江蘇省宜興市のお茶の歴史は長く、「旧唐書」「新唐書」「全唐詩」にはいくつかの記載があるそうです。また、唐代に献上茶を作っていた記録も残っているとか。盧㒰、白居易の詩にもこの地のお茶が「陽羨茶」として詠まれており、この地のお茶はストーリーには事欠きません。歴史に興味がある方は、是非日本茶の急須にあたる宜興紫砂壺と合わせて、調べてみてくださいね。
敢えてこのブログのテーマに合わせて
私が何か史実の中から挙げるとしたら、
金代に「金字末茶」、明清時代に「離墨紅筋」と呼ばれるお茶が作られたということでしょうか。
専門家の検証の結果、前者は何らかの原因で不均一に発酵した散茶だったらしく、辺境の地へ送られていたようです。

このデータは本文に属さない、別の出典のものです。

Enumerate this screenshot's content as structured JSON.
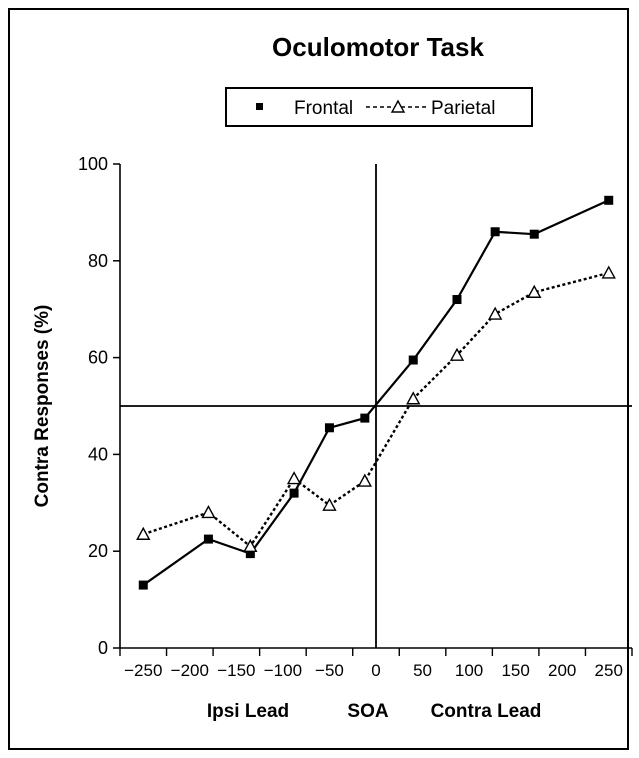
{
  "chart_data": {
    "type": "line",
    "title": "Oculomotor Task",
    "ylabel": "Contra Responses (%)",
    "xlabel_parts": [
      "Ipsi Lead",
      "SOA",
      "Contra Lead"
    ],
    "x": [
      -250,
      -200,
      -150,
      -100,
      -50,
      0,
      50,
      100,
      150,
      200,
      250
    ],
    "x_tick_labels": [
      "-250",
      "-200",
      "-150",
      "-100",
      "-50",
      "0",
      "50",
      "100",
      "150",
      "200",
      "250"
    ],
    "y_ticks": [
      0,
      20,
      40,
      60,
      80,
      100
    ],
    "ylim": [
      0,
      100
    ],
    "xlim": [
      -275,
      275
    ],
    "reference_lines": {
      "x": 0,
      "y": 50
    },
    "grid": false,
    "legend_position": "top",
    "series": [
      {
        "name": "Frontal",
        "style": "solid",
        "marker": "square",
        "points": [
          [
            -250,
            13
          ],
          [
            -180,
            22.5
          ],
          [
            -135,
            19.5
          ],
          [
            -88,
            32
          ],
          [
            -50,
            45.5
          ],
          [
            -12,
            47.5
          ],
          [
            40,
            59.5
          ],
          [
            87,
            72
          ],
          [
            128,
            86
          ],
          [
            170,
            85.5
          ],
          [
            250,
            92.5
          ]
        ]
      },
      {
        "name": "Parietal",
        "style": "dashed",
        "marker": "triangle",
        "points": [
          [
            -250,
            23.5
          ],
          [
            -180,
            28
          ],
          [
            -135,
            21
          ],
          [
            -88,
            35
          ],
          [
            -50,
            29.5
          ],
          [
            -12,
            34.5
          ],
          [
            40,
            51.5
          ],
          [
            87,
            60.5
          ],
          [
            128,
            69
          ],
          [
            170,
            73.5
          ],
          [
            250,
            77.5
          ]
        ]
      }
    ]
  }
}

後者は1988年に執筆された張志澄氏の「陽羨茶録」によると、途中までは現代の軽発酵の烏龍茶の作り方に近いやり方で作り、殺青時に敢えてエビ(✳︎)の状態にして完成させたお茶だったようです。
この地の紅茶作りの動きは中華人民共和国建国後、特に60年代に入って盛んになります。